Le mal n’existe pas. C’est le titre du film. Mais c’est aussi ce que j’ai lu de Marie-Louise Von Franz , disciple de Jung, il y a à peine quelques jours. Le mal n’existe pas, c’est une question de regard, et de contexte. C’est ce qu’elle dit. Un meurtrier qui aurait tué Hitler serait un héros. Il aurait tout de même tué un homme. Il en va de même pour le héros de ce film.
Protéger sa communauté, son environnement, défendre sa fille. Au prix de la vie d’un homme, de celui qui vient rompre l’équilibre. Car c’est ainsi que cela se passe dans la nature : Le cerf – lorsqu’il est blessé, s’il n’a pas la force de fuir, peut attaquer un humain qui s’approcherait de trop près. Il attaquerait un être humain également si un de ses proches est blessé.
C’est ce que Takumi explique aux gens de la ville, ceux de l’agence de pub : Takahashi et son acolyte féminin lors d’un trajet en voiture au retour d’une mission de récupération de l’eau à la source pour la préparation des udons.
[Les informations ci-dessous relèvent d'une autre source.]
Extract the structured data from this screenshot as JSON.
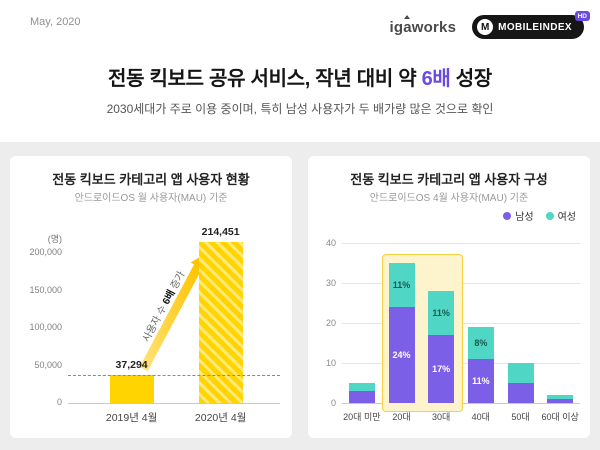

Alors qu’on commence à s’attacher tendrement à ces deux personnages qui semblent se rendre compte de la vacuité de leur existence et qui imaginent changer de cap dans leur vie pour rejoindre la communauté de ces gens dans la montagne. Subitement l’ancrage à la culture et leur mission première refait surface : leur projet de glamping (qui passe au milieu du chemin des cerfs et dont les eaux usagées de 5 personnes se retrouveraient dans leur source ) semble repasser au premier plan après pourtant la découverte d’une once de cette vie, la sensation de libération dans l’acte presque martial de couper du bois à la hache, avec le pied d’appui en avant, en laissant simplement retomber la hache, « je me suis pas senti aussi bien depuis que j’ai eu 10 ans » : un rappel de la force de la nature comme de l’innocence de l’enfant qui est saccagée par notre culture du capitalisme. Là-haut la vie est sobre est dépouillée, à l’image des paysages montrés.
L’ambiance du film est de prime abord posée par l’acoustique, par les contrastes de bruits forts et soudains puis de nouveau le calme. L’on voit L’homme du village, l’homme à tout faire de dos avec sa tronçonneuse en train de couper du bois, un tronc en 3 morceaux. Ce brouhaha semble annoncer la colère vrombissante à l’instar du moteur de voiture provenant de la ville, des villageois qui vont se voir imposer un projet touristique non respectueux de la nature et donc de la communauté qui subvient à ses besoins grâce à cette nature quasi intacte. Mais là où l’on prendra de trop à la nature, il faudra en payer le prix, telle est la menace qui plane autour du projet touristique de Glamping.
Le réalisateur ne cesse de faire apparaître, de près ou de loin les cerfs qui cohabitent. On les voit, on en parle, on suit ses traces de pas, on entend le coup de feu qui les chasse. Le cerf d’après certains, non seulement est un animal totem puissant dans l’imaginaire religieux depuis plusieurs siècles, mais pourrait notamment symboliser la mort et la renaissance, ou bien un dieu qui aurait le pouvoir de vie et de mort.
Personnellement j’interprète ce cerf comme une allégorie du rapport de l’homme à la nature. Il est omniprésent, jusqu’au point culminant du film où il se fond entre la réalité et le rêve afin de ne plus discerner de limites entre ce qui existe ou non. Takumi et le cerf ne sont qu’un. Ils sont la métaphore l’un de l’autre. Hana, la petite fille en est la personnification, l’innocence, le cœur sauvage de la même nature que le cerf, elle devient le cerf , à la fin du film. Elle lève son chapeau « son bonnet », s’incline devant cette vie sauvage que l’on ne peut brimer sans conséquences, elle lui donne sa vie et lui rend son âme.